Before Ina Garten was pretentiously promising us that “store-bought is fine” on “Barefoot Contessa” or Gordon Ramsay was creatively roasting a chef for being “a f**king donkey” on “Hell’s Kitchen,” there was Julia Child. Child was a chef and TV personality who pioneered TV cooking in the early ’60s with her award-winning series “The French Chef.” Due to limited technology at the time, the episodes were largely unedited, which allowed the show to uniquely showcase the authenticity of her cooking process and encourage a naturally cheery demeanor for viewers.
The new HBO Max series “Julia” chronicles the later years of Julia Child’s (Sarah Lancashire, “Happy Valley”) life as she starred in “The French Chef.” Making a TV show takes a village, and Julia’s merry band of supporters is rounded out by her husband Paul (David Hyde Pierce, “Frasier”), best friend and editor Avis DeVoto (Bebe Neuwirth, “Frasier”), fictional producer Alice (Brittany Bradford, “Fear the Walking Dead”) and real-life publisher Judith Jones (Fiona Glascott, “The Duel”).
With awards season wrapping up, Hollywood has seemingly no shortage of biopics recently, but “Julia,” strangely enough, doesn’t appear to be exploiting the show’s namesake in an effort to obsess over raw or intimate, never-before-seen aspects of her life. Instead, “Julia” spends much of its time and energy illuminating the behind the scenes work of making a TV show and Child’s resounding imprint on the still-new cooking show landscape and TV culture of the ’60s.
Frankly, it’s sort of refreshing to watch a biography with a capacity to offer more in its engagement beyond the centerpiece’s brightly-passionate-presence-to-tragic-demise trope alone. “Julia” has all the standard ingredients, a warm and lively portrayal by Lancashire, a story centered around a woman going against the grain of societal norms with an unwavering belief in her own craft and a picture perfect backdrop of suburban mid-century America to fall back on. “Julia” could’ve very well stopped there, called it a day and picked up an Emmy for Lancashire on the way out.
But it didn’t. It took the time to sift through the hiccups of the journey of “The French Chef” from its accidental inception with Julia’s infamous impromptu omelet tutorial to becoming a fully-fledged Emmy-winning series and staple in American households. The show neatly guides us through the reality of TV production just as Julia gets wrapped up in it herself. We sit through long nights of Julia meticulously sorting through recipes and typing up scripts, watch Avis hide behind the counter to assist in the middle of takes and enjoy Julia hosting weekend cooking lessons for housewives to cover the bulk of the show’s expenses.
“Julia” takes care to pay tribute to the enduring efforts of those in the TV industry at a time when public television networks weren’t taken all that seriously (shortly before TV became the mass media giant as we know it). Julia herself follows a similar trajectory.
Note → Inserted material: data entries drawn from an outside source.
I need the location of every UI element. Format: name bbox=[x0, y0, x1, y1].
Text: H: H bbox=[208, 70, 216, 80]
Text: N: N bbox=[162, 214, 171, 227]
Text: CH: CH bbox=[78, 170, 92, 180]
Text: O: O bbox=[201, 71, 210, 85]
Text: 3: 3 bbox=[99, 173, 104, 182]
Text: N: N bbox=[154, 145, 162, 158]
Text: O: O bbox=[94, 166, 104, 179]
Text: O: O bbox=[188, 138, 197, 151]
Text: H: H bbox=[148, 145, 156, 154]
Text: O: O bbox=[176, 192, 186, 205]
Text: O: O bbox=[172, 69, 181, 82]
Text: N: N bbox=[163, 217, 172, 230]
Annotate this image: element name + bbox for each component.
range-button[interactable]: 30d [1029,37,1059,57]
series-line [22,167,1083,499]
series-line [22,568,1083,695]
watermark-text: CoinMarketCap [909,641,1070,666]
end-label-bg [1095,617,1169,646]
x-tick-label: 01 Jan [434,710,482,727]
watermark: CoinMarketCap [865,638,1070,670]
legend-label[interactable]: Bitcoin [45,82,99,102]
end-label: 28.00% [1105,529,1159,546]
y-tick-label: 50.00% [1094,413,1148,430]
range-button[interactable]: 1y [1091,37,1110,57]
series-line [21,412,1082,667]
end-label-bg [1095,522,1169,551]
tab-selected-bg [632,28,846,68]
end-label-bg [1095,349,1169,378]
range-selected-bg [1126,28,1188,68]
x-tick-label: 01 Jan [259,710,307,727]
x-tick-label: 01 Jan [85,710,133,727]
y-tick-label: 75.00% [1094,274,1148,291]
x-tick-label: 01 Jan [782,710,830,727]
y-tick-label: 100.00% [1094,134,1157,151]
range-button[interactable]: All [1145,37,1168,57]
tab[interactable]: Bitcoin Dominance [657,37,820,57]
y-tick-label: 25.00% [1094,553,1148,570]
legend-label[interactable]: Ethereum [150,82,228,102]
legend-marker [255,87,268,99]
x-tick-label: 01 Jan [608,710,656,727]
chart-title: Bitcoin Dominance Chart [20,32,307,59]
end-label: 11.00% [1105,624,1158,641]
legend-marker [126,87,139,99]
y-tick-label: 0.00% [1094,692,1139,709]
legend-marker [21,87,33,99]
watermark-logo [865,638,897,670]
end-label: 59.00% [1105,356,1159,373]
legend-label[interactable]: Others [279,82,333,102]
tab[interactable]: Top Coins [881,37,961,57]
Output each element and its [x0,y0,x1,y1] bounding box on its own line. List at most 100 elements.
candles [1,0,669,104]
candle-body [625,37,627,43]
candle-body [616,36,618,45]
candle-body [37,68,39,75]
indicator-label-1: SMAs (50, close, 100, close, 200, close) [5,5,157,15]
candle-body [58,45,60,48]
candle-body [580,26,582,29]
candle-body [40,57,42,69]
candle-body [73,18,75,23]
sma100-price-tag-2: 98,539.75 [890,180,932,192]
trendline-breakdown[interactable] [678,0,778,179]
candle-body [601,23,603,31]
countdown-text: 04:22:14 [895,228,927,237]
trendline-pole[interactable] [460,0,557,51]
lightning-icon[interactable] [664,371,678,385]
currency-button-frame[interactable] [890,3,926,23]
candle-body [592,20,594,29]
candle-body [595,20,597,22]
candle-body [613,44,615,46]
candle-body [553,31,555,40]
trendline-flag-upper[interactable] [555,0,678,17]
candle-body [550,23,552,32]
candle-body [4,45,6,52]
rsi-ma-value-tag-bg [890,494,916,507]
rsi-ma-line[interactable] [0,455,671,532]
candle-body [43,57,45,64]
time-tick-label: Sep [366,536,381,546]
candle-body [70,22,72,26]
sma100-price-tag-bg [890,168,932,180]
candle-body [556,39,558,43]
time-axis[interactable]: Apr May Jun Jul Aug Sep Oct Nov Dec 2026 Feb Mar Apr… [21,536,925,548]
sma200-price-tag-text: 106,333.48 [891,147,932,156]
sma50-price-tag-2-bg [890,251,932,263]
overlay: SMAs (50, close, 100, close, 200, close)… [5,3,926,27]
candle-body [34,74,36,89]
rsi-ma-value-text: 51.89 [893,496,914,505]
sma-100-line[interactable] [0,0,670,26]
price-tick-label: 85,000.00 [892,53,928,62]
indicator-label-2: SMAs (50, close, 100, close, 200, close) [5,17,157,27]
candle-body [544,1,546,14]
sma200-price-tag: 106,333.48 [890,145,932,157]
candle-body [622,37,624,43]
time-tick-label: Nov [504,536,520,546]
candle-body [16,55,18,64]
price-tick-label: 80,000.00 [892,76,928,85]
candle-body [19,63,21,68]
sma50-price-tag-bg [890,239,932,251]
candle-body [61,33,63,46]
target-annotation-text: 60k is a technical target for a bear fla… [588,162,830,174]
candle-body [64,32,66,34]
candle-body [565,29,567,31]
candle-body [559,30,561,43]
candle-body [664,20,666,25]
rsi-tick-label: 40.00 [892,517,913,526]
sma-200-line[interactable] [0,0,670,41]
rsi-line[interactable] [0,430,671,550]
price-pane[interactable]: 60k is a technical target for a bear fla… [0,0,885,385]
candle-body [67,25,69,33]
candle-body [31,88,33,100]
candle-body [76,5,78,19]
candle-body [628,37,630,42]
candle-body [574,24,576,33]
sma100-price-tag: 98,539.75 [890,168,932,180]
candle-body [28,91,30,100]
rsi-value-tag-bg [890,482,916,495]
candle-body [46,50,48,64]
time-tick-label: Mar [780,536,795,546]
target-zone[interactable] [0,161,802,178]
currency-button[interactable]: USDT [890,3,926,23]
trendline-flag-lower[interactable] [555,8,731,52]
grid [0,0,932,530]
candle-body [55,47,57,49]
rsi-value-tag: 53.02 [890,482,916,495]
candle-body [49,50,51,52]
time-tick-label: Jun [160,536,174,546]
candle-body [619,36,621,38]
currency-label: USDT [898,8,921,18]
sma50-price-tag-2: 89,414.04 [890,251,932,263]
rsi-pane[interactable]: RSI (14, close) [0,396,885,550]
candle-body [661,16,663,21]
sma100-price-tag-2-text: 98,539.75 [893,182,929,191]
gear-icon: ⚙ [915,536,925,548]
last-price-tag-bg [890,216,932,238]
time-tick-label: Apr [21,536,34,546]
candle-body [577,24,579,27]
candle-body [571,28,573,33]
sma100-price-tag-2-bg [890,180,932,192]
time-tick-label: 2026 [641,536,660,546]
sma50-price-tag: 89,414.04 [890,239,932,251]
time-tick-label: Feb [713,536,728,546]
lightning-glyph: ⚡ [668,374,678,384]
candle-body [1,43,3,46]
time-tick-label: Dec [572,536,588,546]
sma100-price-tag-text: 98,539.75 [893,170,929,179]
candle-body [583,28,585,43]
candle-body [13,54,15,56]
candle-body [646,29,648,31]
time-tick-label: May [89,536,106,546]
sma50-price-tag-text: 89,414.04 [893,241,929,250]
Despite the fact that she evidently recognizes the potential of her own show, it takes some time for others, namely men, to follow suit, from the approval of her husband Paul to her eventual real-life producer Russ Morash (Fran Kranz, “Mass”). For Julia, this is more than a hobby or a job. It’s a project driven solely by her passion, that would not have existed had she not championed her show as she did. In the midst of the show being repeatedly shut down before it even could take off, Julia emphatically says, “I don’t care if it’s nuts. Or a terrible business decision. I want to do it more than anything.”
When “Julia” goes beyond the scope of “The French Chef” and enters the life of Julia Child, we’re given a chance to glimpse the repeated trials and tribulations of a woman forging her own path in a business and art world she has no perceived place in. I care far less if Lancashire got the minutiae of her mannerisms down or the precise lilt in her voice, because to be fair, at this point in the biopic game with a talented cast and an abundance of resources, these features are a near given. What sets it apart is when the story has the capacity to exist beyond the biographical facts of someone’s life and to contribute something to the creative discourse as a whole.
“Julia” does just that, because while its picturesque cooking sequences and earnestly goofy food puns flow out of Julia with ease, what sticks with us is the lasting sensation of the real meat of Julia’s story. Like any good comfort meal, “Julia” is best consumed wrapped up on the couch, blanketed in the warmth.